Weddings and Other Celebrations

Family celebrations are not just occasions to have fun, but also important learning opportunities. Most parents tend to exclude children in making plans for family events, seeing them as more of a distraction than a key participants. But when parents give children an active role to play during preparations for weddings, anniversaries, victory parties, and religious milestones like baptisms, dedications, and bar/bat mitzvahs, they help them learn a lot about their family, their faith and their core family values.

In what ways can parents involve children during weddings and other celebrations? Consider the following tips:

Always Explain What is Behind a Celebration
Milestones and achievements are worthy of celebration – but why? Explain to your child what is so special about a wedding (i.e. commitment, love, spiritual values, community relationships and so on) or other special event. Try to take it beyond the food and fun. You can say something like the following, modifying it to fit your own values: “Uncle David is getting married to his girlfriend Carol! Carol will become part of our family now – she’ll be your aunt. Weddings bring more people into our family to love. Maybe one day David and Carol will have children and those children will be your cousins. We’re all going to the church/synagogue/mosque for the wedding because people get married in front of all their friends and relatives and God. A person’s wedding day is one of the most important days in his or her life. You can help make it special by helping us make the cookies for their engagement party.”
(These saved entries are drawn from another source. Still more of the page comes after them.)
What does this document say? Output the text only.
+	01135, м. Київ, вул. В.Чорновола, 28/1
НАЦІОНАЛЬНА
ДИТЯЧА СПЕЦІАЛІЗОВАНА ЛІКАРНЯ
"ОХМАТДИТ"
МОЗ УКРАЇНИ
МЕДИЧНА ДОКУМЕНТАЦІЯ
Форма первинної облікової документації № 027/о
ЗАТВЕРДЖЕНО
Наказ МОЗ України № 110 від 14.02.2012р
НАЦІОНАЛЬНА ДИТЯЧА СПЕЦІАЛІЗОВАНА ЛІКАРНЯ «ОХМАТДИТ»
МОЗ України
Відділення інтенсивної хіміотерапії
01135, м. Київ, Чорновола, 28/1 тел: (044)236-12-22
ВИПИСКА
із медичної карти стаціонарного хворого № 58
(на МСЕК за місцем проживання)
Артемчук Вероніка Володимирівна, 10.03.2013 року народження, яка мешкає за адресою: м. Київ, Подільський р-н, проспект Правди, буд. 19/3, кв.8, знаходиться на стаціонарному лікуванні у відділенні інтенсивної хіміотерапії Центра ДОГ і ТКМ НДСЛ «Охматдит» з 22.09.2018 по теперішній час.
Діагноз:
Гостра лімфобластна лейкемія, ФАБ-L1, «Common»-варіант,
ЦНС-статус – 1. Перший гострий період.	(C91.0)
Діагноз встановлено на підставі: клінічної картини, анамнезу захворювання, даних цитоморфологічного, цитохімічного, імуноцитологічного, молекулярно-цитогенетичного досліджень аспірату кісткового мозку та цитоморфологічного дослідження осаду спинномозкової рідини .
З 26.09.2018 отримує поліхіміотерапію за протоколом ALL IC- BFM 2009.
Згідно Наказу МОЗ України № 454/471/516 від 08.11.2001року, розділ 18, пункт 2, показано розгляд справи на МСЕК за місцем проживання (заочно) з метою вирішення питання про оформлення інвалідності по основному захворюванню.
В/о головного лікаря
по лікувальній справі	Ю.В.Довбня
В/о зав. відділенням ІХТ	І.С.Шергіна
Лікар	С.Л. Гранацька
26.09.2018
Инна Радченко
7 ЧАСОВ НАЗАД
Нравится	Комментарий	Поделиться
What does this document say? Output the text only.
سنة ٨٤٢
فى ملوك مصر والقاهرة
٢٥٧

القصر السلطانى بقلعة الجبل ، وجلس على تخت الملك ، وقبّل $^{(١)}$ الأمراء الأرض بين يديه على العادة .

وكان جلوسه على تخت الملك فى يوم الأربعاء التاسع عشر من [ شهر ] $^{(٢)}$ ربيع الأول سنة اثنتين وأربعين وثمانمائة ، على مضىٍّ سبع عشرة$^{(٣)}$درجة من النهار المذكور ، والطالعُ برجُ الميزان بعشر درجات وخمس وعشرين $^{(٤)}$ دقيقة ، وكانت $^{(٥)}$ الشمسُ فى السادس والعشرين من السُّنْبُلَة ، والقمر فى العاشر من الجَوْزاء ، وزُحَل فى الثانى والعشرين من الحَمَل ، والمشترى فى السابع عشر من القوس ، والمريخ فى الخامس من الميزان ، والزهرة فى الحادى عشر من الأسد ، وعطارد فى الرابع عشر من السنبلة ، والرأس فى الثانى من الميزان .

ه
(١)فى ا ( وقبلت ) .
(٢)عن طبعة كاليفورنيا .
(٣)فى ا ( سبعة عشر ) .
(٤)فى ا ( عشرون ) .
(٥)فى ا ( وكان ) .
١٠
Involve the Children in the Planning of the Celebration
Another way parents can make family celebrations fruitful for children is to involve them in the planning and preparation stage.This may be most appropriate when arranging a party at home for one of the members of the nuclear family. “We’re making a birthday party for Daddy’s 40th birthday. We’re starting to think of what we should do to make the party special. So far, we’re thinking that we’ll have balloons and a banner and we’d like you guys to make up a funny poem or story to tell about Daddy. But what other ideas do you have for the party?” When children are part of the effort, they will naturally learn to appreciate celebrations in their lives. These special events don’t “just happen.” Loved ones go to a lot of trouble to make things beautiful, meaningful and pleasureable. Most importantly, children will learn the intense pleasure of doing for others; it is very satisfying to bring happiness to other people and all too often, children are robbed of that particular pleasure. Involving them in part planning and participation provides education in how to give, as well as the pleasureable experience of giving itself.

Give Your Child a Role in the Celebration
As a family member, your child is more than a guest. If there are important family occasions, give kids a role, such as usher in a birthday toast or flower-girl/ring-bearer in a wedding. Being part of the actual ritual makes a child feel involved and appreciated — a part of the family. It also facilitates bonding with the rest of the clan. Family occasions after all mean solidarity in the family — so it makes sense not to leave kids behind! When photos are taken and the child sees him or herself as an important part of the celebration, it helps create lifelong impressions of the importance of giving, loving and celebrating.

Use Occasions to Help Kids Manage Difficult Transitions
Some family occasions can be emotional moments for children. Having a big celebration like a bar mitzvah, graduation or wedding right after a parent passes away can be very hard on a child. Or, having such a celebration while a parent is deathly ill, can be very difficult. Similarly, having such a celebration when the child himself is dealing with serious illness or trauma can also be hard. In addition, the re-marriage of a parent after a death or divorce can be difficult, as it’s both a hello to a new family life and a goodbye to the old. In all these cases, sensitivity is required. Don’t force a child to participate if he doesn’t want to. Allow him to have his natural feelings of grief and/or resentment. You can use “emotional coaching” (the naming of feelings) to show him that you understand and accept his emotions. For instance, Jan and Ted divorced 3 years ago. Jan had since become involved with a new man, named Joe. She had dated Joe for 7 months but only introduced him to her son 2 months ago. The boy had been complaining to his mom that he didn’t want to come to the wedding. This is what Jan said to her 10 year old son a few weeks before she was to marry her new boyfriend Joe. “I know the wedding day is going to be a hard one for you. You still miss Daddy and wish that he were part of our family again. That is very natural. And I know that while you kind of like Joe, you really don’t know him all that well yet and you’re not sure how this is all going to be for us. And the truth is, we need time to see how things are going to be (although I’m marrying Joe because I believe he’ll be a good man in our family). Right now, I guess you’re more upset than happy about all this. I can really understand why you don’t want to be at the wedding. We still have a few weeks to decide things. We’re not going to insist that you do anything that you aren’t comfortable with. We’ll talk more about this later. ”

When there are mixed emotions or just negative emotions, parents can include the child by asking him what level of involvement he’d like, where he’d like to sit, what role he’d like to play. Respecting the child’s responses and working with him can be healing as well as caring. When a child feels that he won’t be pushed, it helps him WANT to be part of things (in his own time). At times like these, it isn’t about what other people will think; it’s about what the child really needs.